I’m sure that when Roger Corman, who is still active after nearly 60 years in the exploitation film business, first heard the title Snow Shark, his immediate reaction was “Damn! Why didn’t I think of that?” But he didn’t. A young filmmaker in Lockport named Sam Qualiana did, and if the micro-budgeted feature he made is never going to appear on any AFI Best 100 list, it got Qualiana attention and a national DVD release. (And if imitation is truly the sincerest form of flattery, he might feel good about the impending release of a Canadian production called Avalanche Shark.)

Qualiana is back with a second feature, The Legend of Six Fingers, and if it’s less ambitious than his debut, it’s a better movie, pulling off the difficult feat of being both funny and scary. It marries the “found footage” format popularized by The Blair Witch Project to the 1970s genre of Bigfoot movies. You remember Bigfoot, right?
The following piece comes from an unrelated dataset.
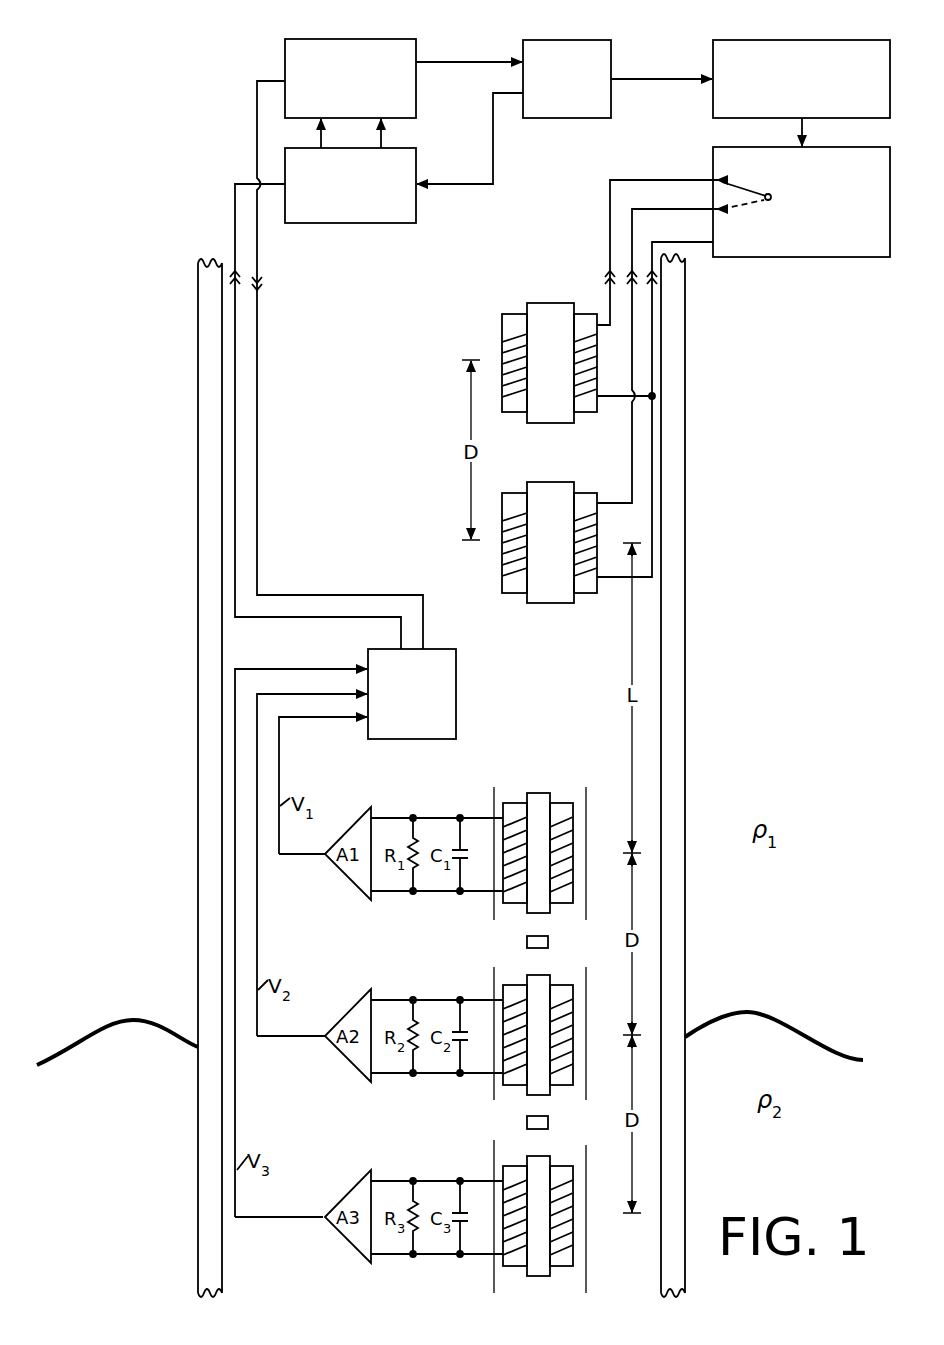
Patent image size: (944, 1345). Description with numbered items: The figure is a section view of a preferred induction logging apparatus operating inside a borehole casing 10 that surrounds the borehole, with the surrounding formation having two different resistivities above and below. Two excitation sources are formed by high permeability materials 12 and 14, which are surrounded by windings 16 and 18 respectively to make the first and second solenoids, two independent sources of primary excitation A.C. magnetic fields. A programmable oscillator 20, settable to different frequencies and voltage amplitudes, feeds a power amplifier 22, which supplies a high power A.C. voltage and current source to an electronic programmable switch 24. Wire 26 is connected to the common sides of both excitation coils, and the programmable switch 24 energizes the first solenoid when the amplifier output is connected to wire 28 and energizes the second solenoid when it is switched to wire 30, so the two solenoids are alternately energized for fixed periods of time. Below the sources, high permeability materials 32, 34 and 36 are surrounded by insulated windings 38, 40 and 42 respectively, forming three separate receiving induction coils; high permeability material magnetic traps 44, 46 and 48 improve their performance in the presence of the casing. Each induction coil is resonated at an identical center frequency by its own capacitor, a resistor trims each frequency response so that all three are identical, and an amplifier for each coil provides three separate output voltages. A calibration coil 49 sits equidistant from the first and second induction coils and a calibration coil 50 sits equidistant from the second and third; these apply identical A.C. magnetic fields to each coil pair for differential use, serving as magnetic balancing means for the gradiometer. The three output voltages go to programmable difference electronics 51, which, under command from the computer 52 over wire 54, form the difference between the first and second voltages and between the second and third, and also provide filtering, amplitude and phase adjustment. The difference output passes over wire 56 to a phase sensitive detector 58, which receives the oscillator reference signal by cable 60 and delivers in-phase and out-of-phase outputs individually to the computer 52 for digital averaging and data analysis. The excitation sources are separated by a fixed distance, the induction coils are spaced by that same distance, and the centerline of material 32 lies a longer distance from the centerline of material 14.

Big hairy dude, lives in the woods, mostly in the Northwest. (Though there was a reported spotting a decade or so ago in Clarence. Seriously—look it up in the Buffalo News. The spotter was the former landlord of Mondo Video.)
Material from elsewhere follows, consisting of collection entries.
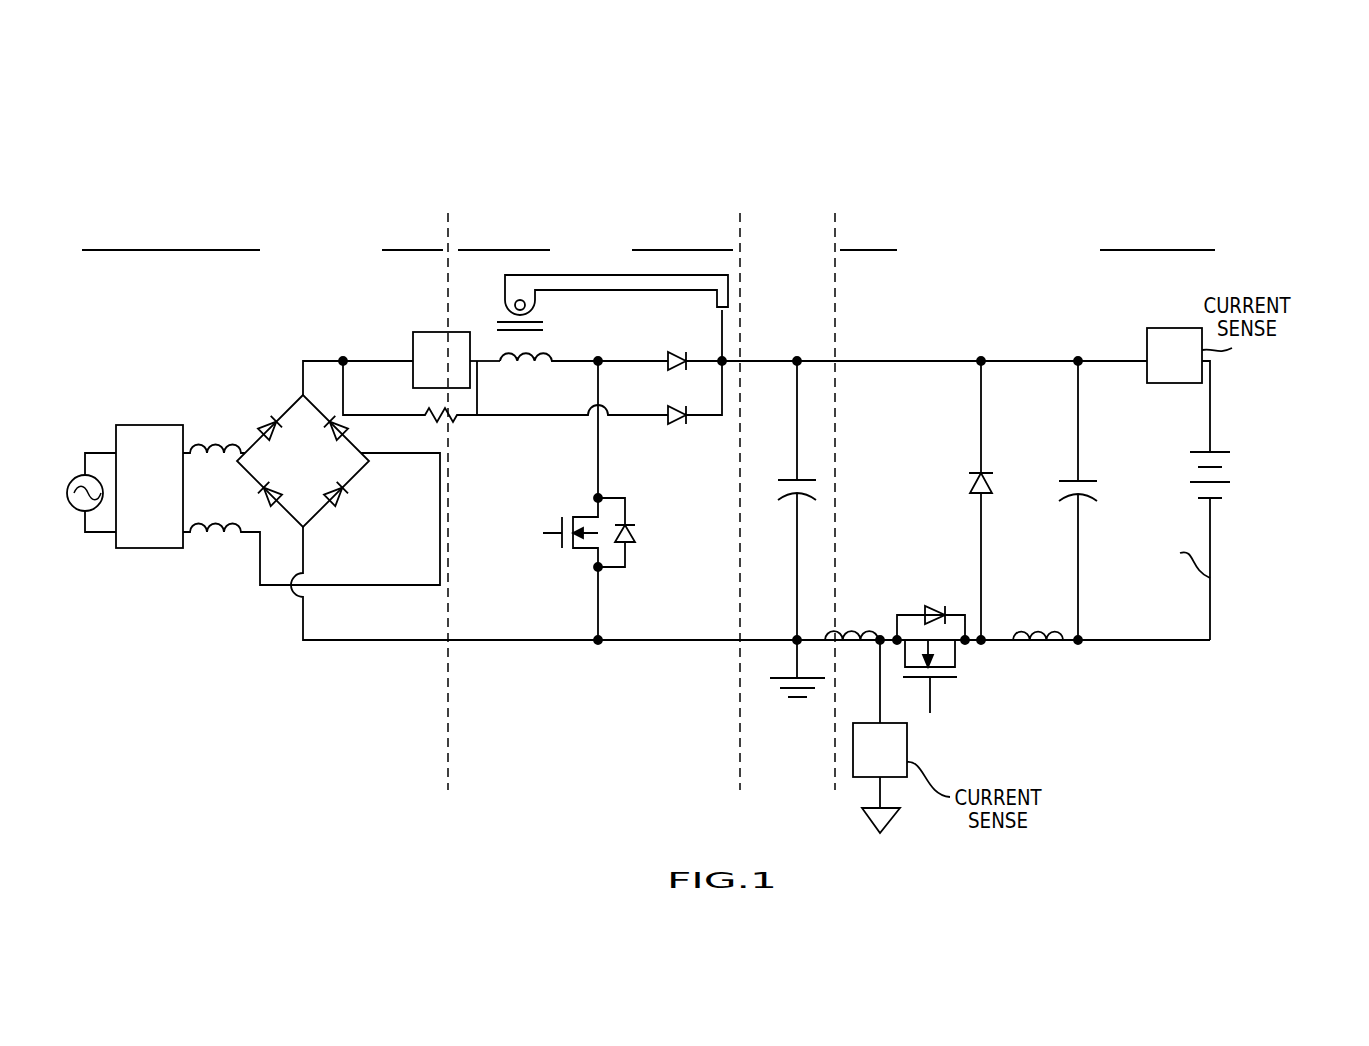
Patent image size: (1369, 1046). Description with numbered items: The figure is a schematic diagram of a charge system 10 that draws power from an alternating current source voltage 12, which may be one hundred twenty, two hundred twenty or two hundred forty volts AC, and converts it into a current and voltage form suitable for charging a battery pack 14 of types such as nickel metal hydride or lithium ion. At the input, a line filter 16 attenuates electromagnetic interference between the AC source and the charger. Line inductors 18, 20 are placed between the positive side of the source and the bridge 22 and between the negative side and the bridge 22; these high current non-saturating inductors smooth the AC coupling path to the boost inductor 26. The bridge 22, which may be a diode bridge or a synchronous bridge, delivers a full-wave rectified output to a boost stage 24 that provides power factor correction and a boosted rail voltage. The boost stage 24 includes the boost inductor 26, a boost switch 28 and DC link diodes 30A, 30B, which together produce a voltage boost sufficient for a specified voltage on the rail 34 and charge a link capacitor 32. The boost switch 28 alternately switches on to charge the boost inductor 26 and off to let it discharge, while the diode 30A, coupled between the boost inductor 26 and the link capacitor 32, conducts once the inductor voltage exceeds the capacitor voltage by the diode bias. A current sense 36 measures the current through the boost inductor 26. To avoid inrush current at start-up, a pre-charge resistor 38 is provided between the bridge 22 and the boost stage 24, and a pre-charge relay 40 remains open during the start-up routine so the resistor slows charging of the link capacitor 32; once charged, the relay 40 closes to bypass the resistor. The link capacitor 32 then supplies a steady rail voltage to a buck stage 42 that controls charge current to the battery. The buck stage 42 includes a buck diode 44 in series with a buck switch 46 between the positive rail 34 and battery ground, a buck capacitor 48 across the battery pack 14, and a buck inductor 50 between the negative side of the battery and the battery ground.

The charge system 10 is at (150, 148).
The alternating current source voltage 12 is at (87, 547).
The battery pack 14 is at (1240, 458).
The line filter 16 is at (150, 425).
The line inductor 18 is at (227, 446).
The line inductor 20 is at (227, 525).
The bridge 22 is at (257, 387).
The boost stage 24 is at (595, 245).
The boost inductor 26 is at (506, 352).
The boost switch 28 is at (578, 567).
The DC link diode 30A is at (668, 368).
The DC link diode 30B is at (686, 412).
The link capacitor 32 is at (786, 474).
The rail 34 is at (889, 360).
The current sense 36 is at (506, 290).
The pre-charge resistor 38 is at (452, 418).
The pre-charge relay 40 is at (413, 340).
The buck stage 42 is at (1027, 262).
The buck diode 44 is at (965, 481).
The buck switch 46 is at (919, 607).
The buck capacitor 48 is at (1050, 485).
The buck inductor 50 is at (1040, 646).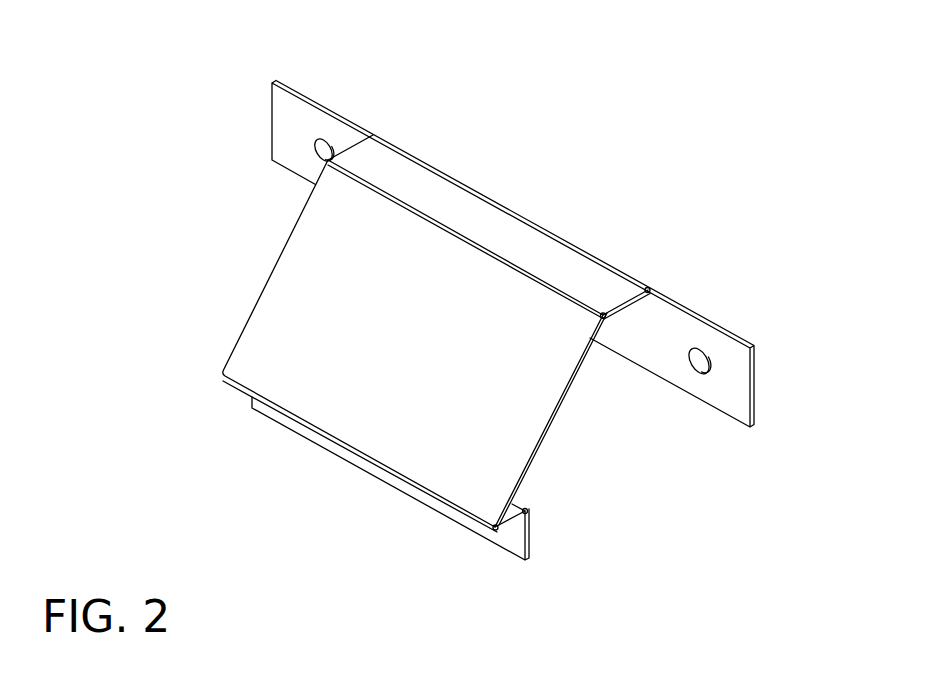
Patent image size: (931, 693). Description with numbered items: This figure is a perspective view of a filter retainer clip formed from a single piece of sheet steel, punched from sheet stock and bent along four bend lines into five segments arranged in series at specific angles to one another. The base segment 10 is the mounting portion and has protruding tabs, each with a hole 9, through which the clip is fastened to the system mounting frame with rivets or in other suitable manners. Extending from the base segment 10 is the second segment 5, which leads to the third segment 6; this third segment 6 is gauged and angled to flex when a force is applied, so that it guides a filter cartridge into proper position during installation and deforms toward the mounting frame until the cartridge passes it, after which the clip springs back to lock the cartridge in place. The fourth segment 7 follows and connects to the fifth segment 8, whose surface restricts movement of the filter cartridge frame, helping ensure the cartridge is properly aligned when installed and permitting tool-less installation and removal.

The second segment 5 is at (460, 213).
The third segment 6 is at (345, 322).
The fourth segment 7 is at (507, 517).
The fifth segment 8 is at (515, 542).
The hole 9 is at (697, 349).
The base segment 10 is at (650, 337).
The Legend of Six Fingers follows the attempts of two aspiring filmmakers who believe that a series of pet and animal killings is the work of a creature known in a Native American legend as “Yá·yahk osnúhsa,” or “Six Fingers.” At least would-be director Neil (Andrew Elias) believes this. I suspect his friend Drew (Qualiana) is mostly along because he owns the camera, but the amusing interplay between these two—one nerdy and obsessed, the other a smartass—keeps the movie entertaining through the set-up scenes you have to sit through to get to the monster stuff.

The monster (Tim O’Hearn, imposing in an effectively shaggy costume) appears earlier than you might expect, leading you to wonder where the bulk of the movie is going to go. One of the more interesting things about Snow Shark was Qualiana’s indifference (whether intentional or not) to traditional ideas of story structure. Once again he defies format by finding ways to keep you guessing.
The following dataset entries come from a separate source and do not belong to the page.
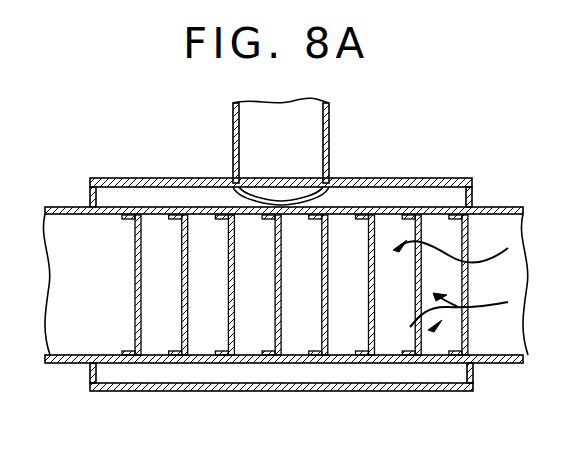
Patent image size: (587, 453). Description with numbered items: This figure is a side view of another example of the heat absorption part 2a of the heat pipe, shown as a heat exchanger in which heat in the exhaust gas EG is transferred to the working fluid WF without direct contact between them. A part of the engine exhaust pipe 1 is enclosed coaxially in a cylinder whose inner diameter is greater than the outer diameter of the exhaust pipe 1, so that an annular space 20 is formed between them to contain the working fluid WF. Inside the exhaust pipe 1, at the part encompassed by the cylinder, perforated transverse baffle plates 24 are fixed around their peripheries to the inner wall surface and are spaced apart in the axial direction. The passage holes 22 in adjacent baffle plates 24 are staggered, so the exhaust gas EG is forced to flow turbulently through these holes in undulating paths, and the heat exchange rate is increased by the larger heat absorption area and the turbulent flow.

The engine exhaust pipe 1 is at (61, 207).
The heat absorption part 2a is at (176, 178).
The annular space 20 is at (352, 190).
The working fluid WF is at (398, 200).
The passage holes 22 is at (134, 240).
The perforated transverse baffle plates 24 is at (373, 336).
The exhaust gas EG is at (500, 258).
The Legend of Six Fingers consistently finds way of turning its limitations into assets. The “found footage” format is of course an excuse for a certain lack of visual polish, though the movie finds plenty of opportunities to capture scenic vistas in the woods where it was shot. It will have its local premiere this Friday and Saturday nights at the Screening Room in Amherst.